Financial Sources for Earnings-related Pensions
The statutory earnings-related pension security in Finland is mainly financed through the earnings-related pension contributions paid by employers, employees and the self-employed. Pension assets accumulated from pension contributions and related profits finance the pensions. Some pensions are also paid for by the State’s share of the pension contribution, and by payments transferred to the earnings-related pension scheme from unemployment insurance contributions.
Additional pension security that supplements the statutory system is primarily paid for by the employers. Employees may also acquire individual pension insurance and pension accounts for themselves. It is possible to complement the statutory pension by way of, for example, a long-term pension savings account, known as a PS account.
The level of statutory earnings-related contributions depends on the level of pension benefits, the currently valid funding and financing principles as well as investment profit from pension assets. Development of the national economy and the age structure of the population also affect the need for pension contributions.
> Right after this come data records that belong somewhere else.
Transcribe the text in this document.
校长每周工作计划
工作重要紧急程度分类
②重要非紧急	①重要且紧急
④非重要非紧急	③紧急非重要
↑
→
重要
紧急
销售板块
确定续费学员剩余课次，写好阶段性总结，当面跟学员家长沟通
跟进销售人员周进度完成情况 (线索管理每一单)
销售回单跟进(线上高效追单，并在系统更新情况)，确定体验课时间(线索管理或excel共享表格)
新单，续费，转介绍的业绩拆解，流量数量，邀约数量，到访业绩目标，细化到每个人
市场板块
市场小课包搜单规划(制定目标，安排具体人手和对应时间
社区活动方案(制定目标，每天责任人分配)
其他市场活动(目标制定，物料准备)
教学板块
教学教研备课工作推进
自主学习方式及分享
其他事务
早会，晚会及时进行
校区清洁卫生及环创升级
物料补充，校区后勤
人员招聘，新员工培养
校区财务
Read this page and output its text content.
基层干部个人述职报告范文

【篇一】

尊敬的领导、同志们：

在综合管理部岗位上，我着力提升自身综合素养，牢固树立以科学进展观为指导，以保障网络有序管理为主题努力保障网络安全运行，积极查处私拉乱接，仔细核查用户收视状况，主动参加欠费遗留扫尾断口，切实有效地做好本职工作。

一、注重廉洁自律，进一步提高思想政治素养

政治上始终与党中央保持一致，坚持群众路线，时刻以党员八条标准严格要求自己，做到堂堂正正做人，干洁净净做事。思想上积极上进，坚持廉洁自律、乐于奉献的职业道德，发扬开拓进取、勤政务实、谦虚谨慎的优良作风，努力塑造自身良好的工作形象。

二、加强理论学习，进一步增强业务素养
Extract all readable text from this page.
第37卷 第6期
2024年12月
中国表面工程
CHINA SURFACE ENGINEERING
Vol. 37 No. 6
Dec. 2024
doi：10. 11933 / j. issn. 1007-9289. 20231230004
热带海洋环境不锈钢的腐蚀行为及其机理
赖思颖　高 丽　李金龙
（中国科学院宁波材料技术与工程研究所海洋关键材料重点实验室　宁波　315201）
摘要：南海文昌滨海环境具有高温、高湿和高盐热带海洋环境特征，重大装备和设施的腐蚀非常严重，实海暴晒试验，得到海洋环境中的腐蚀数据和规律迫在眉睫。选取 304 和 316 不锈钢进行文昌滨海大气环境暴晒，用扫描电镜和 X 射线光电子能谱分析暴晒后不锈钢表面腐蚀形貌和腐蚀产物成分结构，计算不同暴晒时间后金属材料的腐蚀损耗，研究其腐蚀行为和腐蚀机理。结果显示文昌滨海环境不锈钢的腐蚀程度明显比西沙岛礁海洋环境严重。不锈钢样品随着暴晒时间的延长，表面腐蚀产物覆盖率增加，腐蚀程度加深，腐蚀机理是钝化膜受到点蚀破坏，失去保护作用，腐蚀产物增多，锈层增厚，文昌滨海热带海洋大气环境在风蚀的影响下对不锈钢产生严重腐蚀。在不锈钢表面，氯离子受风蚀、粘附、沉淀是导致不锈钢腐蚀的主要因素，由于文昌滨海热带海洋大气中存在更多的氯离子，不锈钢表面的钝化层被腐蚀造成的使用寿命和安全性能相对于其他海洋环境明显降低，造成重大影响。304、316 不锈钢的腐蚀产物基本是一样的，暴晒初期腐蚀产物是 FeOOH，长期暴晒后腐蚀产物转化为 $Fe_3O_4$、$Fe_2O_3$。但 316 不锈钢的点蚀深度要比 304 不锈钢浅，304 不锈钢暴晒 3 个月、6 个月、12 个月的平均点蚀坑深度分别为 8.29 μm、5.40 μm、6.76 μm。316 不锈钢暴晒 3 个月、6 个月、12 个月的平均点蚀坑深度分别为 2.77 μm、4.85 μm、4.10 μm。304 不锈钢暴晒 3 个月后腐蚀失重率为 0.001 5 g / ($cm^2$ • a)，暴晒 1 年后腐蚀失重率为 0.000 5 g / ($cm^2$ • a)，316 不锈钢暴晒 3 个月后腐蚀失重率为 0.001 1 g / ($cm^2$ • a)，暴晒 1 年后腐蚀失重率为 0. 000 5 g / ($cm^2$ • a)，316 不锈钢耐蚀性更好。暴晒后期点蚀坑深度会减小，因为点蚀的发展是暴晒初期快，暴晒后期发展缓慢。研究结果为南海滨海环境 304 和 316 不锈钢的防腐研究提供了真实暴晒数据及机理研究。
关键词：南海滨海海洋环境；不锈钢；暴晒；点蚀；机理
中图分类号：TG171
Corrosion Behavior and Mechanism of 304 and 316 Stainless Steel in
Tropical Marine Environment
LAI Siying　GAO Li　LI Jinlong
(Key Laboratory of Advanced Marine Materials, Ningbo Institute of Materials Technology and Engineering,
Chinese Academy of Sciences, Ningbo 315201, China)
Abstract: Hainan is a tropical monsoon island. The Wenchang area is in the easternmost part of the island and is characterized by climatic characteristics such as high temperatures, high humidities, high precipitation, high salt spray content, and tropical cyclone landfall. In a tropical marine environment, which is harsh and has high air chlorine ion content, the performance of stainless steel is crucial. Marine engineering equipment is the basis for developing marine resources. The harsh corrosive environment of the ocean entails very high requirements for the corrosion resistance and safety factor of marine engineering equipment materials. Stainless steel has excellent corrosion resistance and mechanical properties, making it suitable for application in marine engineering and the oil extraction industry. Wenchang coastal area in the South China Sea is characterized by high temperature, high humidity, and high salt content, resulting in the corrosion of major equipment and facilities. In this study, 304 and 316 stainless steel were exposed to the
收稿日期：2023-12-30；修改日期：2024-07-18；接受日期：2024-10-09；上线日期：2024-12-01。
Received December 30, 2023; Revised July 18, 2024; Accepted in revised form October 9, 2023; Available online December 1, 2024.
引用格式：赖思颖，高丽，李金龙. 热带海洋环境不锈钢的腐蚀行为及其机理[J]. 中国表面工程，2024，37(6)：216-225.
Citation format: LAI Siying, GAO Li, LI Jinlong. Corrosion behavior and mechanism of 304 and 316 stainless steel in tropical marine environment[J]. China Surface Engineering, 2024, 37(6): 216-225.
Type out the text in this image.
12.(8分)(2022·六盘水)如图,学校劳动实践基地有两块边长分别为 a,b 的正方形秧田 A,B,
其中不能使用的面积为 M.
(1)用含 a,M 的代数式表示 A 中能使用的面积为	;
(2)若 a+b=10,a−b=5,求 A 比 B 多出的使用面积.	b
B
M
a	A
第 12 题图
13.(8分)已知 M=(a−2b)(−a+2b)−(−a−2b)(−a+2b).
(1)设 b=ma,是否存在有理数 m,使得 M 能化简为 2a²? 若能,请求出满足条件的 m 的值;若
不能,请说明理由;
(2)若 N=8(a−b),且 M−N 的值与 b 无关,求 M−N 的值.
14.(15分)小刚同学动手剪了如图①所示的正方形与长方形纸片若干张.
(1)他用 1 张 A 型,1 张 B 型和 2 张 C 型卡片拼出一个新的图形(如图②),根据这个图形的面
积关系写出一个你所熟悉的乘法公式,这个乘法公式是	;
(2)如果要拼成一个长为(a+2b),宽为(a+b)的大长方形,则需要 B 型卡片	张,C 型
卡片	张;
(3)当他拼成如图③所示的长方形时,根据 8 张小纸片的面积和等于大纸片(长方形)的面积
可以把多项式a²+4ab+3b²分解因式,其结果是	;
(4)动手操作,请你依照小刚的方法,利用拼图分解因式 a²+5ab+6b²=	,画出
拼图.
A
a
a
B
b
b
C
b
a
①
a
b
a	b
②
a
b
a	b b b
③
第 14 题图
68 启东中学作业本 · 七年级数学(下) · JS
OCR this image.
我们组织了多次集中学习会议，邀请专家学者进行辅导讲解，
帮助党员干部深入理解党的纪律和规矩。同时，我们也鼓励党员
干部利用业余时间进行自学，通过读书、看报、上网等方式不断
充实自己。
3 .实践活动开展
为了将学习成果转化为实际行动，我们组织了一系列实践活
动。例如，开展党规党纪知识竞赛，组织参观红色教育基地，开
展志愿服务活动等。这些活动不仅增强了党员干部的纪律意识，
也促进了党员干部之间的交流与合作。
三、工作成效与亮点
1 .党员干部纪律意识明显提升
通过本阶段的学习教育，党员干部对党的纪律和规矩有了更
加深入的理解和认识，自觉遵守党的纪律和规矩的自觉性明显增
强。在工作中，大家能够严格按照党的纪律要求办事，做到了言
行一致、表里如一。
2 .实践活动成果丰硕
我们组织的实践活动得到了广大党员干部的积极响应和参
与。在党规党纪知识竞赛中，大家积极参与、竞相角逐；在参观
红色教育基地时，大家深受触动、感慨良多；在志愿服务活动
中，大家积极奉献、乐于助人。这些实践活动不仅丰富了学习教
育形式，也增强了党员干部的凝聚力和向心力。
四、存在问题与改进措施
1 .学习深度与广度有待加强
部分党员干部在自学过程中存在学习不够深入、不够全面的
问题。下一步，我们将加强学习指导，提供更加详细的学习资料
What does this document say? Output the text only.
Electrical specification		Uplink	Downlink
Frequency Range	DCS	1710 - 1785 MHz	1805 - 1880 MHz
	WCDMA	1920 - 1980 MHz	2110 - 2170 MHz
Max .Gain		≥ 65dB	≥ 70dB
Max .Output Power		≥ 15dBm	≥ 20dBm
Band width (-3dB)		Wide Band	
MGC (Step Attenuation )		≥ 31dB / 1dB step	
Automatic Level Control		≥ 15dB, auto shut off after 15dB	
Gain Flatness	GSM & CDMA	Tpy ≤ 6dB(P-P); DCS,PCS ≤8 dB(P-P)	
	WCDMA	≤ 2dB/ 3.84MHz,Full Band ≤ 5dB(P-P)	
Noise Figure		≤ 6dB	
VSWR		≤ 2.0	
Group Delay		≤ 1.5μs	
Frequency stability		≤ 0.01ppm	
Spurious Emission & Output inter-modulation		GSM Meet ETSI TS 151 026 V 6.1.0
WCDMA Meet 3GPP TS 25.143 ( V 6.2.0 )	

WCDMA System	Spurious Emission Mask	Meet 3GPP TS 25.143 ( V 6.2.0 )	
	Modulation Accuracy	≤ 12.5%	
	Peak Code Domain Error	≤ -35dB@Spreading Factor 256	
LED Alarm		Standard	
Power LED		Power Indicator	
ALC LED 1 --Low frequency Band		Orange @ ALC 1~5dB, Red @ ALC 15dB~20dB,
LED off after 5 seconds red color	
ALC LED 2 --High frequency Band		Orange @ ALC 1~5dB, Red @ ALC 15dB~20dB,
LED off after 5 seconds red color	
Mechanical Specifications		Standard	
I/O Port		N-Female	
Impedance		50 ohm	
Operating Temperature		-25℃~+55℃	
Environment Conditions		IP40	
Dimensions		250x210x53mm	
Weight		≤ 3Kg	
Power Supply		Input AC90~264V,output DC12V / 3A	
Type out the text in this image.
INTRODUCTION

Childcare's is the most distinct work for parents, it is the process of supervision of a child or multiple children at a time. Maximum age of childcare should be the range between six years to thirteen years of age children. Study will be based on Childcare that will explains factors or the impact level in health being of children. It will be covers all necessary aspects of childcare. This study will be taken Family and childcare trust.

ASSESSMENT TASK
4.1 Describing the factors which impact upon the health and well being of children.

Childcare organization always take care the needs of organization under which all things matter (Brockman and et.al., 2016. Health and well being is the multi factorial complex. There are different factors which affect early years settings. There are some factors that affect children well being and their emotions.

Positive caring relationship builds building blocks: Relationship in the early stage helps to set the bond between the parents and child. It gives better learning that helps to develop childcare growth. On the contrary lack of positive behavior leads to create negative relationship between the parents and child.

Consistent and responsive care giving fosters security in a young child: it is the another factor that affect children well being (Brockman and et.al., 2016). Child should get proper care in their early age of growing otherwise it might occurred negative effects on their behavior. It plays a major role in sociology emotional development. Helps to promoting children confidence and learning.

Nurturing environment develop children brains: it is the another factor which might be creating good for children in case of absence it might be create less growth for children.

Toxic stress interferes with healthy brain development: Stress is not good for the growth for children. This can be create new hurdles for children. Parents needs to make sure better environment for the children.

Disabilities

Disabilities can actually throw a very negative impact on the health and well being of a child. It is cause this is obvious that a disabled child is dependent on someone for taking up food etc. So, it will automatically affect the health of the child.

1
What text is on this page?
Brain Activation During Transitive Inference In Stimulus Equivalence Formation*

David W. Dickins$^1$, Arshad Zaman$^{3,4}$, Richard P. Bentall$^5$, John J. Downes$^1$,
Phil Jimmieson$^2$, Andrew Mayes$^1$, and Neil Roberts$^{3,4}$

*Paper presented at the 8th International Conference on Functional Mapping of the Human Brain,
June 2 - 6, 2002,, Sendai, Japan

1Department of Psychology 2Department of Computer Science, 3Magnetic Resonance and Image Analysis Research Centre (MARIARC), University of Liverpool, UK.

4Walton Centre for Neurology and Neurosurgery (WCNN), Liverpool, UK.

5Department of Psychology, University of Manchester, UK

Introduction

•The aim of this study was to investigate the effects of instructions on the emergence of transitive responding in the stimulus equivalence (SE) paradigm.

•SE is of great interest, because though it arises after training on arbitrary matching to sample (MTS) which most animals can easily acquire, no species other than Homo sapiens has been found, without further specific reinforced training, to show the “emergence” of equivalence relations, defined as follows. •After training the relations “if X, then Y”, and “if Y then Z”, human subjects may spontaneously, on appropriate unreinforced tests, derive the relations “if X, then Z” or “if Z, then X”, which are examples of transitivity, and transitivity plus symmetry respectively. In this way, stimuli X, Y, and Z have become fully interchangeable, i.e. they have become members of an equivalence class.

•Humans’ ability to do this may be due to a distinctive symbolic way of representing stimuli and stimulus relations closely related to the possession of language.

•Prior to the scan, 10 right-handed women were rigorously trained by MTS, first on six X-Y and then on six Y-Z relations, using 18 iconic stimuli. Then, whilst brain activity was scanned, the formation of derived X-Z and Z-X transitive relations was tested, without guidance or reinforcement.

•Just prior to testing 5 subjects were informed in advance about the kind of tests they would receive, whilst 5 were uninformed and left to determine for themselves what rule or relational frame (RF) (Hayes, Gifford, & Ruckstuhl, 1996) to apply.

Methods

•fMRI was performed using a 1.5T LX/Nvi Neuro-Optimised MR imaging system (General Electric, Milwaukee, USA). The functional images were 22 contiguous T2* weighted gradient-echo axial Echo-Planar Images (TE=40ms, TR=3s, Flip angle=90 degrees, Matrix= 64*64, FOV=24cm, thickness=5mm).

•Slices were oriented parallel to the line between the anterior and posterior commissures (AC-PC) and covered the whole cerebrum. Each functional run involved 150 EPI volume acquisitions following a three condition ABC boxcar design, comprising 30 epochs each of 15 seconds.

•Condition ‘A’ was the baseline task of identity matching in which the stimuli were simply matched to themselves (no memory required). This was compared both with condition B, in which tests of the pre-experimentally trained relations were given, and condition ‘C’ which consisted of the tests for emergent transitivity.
In addition to earnings-related pension contributions, the payment of future pensions is secured through assets in pension funds that cannot be used for any other purpose than the payment of pensions. EU-level reviews show that Finland is well prepared for pension expenditures, and that pension financing is on solid ground.
Employers and employees finance the main part of the annual earnings-related pension expenditure. Those still working also pay the pensions of previous generations, but will in time receive a certain corresponding contribution to their own pensions, just like future generations. The financing principles of earnings-related pensions in the private sector have been explained in greater detail elsewhere.
The pensions of State employees are paid from allowances reserved in the State budget. Assets collected through pension contributions are annually transferred from the State Pension Fund to the budget (40 per cent of the costs caused by pensions). The remaining 60 per cent of pensions paid are financed directly from the budget for each year.
Within the local government pension scheme, the necessary amount of pension contributions are collected for pension expenditure, and the contributions are also funded as buffers for future pensions. Funding is used to control the rise of pension contributions during the retirement of the large age cohorts. At the same time, the aim is to forecast the structural changes in the municipal sectors by monitoring the functionality of the pension contribution structure.
Up to now, the collected earnings-related pension contributions have exceeded the annual pension expenditure in the local government pension scheme. However, the financing margin has now become negative, and in the future, the payment of pensions will exceed the contribution accrual.
The self-employed and farming entrepreneurs finance their pension security with pension insurance contributions, with support from the State. The State pays a share of the annual pension expenditure of the self-employed and farming entrepreneurs, a share that cannot be covered by insurance contributions of the pension acts in question. The State also participates in the financing of earnings-related pension according to the Seafarer’s Pension Act.